Domaine thérapeutique (Classification anatomique, thérapeutique, chimique [Anatomical Therapeutic Chemical], deuxième niveau) : L01 Agents antinéoplasiques

Date de présentation : 2025-01-28

Date d’autorisation : 2025-08-29

Le 29 août 2025, Santé Canada a émis à l'intention d’AbbVie Corporation un Avis de conformité pour le produit médicamenteux Elahere.

L'autorisation de mise en marché d’Elahere s'appuie sur l'information portant sur la qualité (chimie et fabrication), ainsi que les études non cliniques (pharmacologie et toxicologie) et cliniques (pharmacologie, innocuité et efficacité) présentées. D'après l'évaluation des données reçues effectuée par Santé Canada, le profil avantages-risques d’Elahere est considéré comme étant favorable lorsqu'indiqué en monothérapie pour le traitement des personnes adultes qui sont atteintes d’un cancer épithélial de l’ovaire, d’un cancer de la trompe de Fallope ou d’un cancer péritonéal primaire résistants au platine et exprimant le récepteur alpha du folate (FRα), et qui ont déjà reçu de 1 à 3 traitements systémiques.

1 Sur quoi l'autorisation porte-t-elle?

Elahere, un agent antinéoplasique, a été autorisé pour utilisation en monothérapie pour le traitement des personnes adultes qui sont atteintes d’un cancer épithélial de l’ovaire, d’un cancer de la trompe de Fallope ou d’un cancer péritonéal primaire résistants au platine et exprimant le récepteur alpha du folate (FRα), et qui ont déjà reçu de 1 à 3 traitements systémiques.

L'efficacité et l'innocuité et d’Elahere n'ont pas été établies chez les enfants (moins de 18 ans). L'utilisation d’Elahere n'est donc pas autorisée en pédiatrie. 

Aucune différence cliniquement significative sur le plan de l’innocuité et de l’efficacité n’a été observée entre les personnes de 65 ans ou plus et les adultes plus jeunes

Elahere (mirvétuximab soravtansine 100 mg/20 ml) se présente sous forme de solution. En plus de l'ingrédient médicinal, la solution contient de l’acide acétique glacial, du polysorbate 20, de l’acétate de sodium, du sucrose et de l’eau pour injection.

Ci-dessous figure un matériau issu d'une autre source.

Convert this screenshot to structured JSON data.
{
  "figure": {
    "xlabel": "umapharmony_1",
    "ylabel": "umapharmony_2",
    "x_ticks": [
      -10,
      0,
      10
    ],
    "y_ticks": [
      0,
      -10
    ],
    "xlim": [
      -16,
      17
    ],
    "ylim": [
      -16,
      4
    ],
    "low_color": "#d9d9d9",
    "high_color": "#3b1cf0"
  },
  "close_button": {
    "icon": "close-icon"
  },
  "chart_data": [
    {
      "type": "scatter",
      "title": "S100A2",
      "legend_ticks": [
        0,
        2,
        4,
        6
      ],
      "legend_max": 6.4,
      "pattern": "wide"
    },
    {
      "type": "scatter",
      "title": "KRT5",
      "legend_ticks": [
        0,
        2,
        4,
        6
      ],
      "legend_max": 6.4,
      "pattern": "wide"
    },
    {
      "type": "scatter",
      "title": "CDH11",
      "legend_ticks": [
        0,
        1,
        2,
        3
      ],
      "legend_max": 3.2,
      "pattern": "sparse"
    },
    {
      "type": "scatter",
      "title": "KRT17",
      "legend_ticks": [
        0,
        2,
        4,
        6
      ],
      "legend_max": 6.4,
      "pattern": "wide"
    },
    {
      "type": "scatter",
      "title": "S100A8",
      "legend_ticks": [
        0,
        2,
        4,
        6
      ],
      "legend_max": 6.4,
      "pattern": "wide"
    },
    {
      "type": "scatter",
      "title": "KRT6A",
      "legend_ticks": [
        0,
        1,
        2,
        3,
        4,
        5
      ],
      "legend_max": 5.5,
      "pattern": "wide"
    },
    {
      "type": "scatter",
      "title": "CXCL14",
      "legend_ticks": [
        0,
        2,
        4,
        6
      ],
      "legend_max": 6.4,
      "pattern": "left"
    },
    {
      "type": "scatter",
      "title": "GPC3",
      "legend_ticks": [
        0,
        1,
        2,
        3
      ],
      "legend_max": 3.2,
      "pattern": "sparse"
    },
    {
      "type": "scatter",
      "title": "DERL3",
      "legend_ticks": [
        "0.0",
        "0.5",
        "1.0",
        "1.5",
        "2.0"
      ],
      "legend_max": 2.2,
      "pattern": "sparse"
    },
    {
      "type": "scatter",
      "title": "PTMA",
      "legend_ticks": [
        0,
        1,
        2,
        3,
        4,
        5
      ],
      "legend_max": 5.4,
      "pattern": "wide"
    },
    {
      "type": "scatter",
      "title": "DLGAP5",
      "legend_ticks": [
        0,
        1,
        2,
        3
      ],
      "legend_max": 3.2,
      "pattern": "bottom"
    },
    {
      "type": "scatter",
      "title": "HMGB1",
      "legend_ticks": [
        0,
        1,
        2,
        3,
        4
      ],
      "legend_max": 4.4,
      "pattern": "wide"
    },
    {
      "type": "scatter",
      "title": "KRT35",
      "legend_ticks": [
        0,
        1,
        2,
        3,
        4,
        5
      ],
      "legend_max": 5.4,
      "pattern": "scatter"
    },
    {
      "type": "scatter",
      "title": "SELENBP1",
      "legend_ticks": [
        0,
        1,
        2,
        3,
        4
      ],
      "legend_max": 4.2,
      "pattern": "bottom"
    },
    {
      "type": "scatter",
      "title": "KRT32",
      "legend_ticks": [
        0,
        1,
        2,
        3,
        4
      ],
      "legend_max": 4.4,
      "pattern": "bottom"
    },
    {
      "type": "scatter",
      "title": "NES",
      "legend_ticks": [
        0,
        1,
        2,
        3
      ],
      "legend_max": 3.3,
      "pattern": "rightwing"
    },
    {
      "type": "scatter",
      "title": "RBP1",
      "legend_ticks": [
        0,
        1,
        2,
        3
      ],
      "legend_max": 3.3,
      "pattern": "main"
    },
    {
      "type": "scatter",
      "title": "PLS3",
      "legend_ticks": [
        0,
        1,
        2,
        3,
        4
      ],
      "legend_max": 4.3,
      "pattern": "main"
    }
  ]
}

L'utilisation d’Elahere est contre-indiquée chez les personnes qui présentent une hypersensibilité à ce médicament, à un ingrédient de la préparation, y compris à un ingrédient non médicinal, ou à un composant du contenant.

Le produit médicamenteux a été autorisé selon les conditions d'utilisation décrites dans sa monographie de produit, en tenant compte des risques potentiels associés à son administration. La monographie de produit d’Elahere est accessible par l'intermédiaire de la Base de données sur les produits pharmaceutiques.

Pour de plus amples renseignements sur la justification de la décision de Santé Canada, veuillez consulter les sections Motifs d'ordre clinique, non clinique et qualitatif (caractéristiques chimiques et de fabrication).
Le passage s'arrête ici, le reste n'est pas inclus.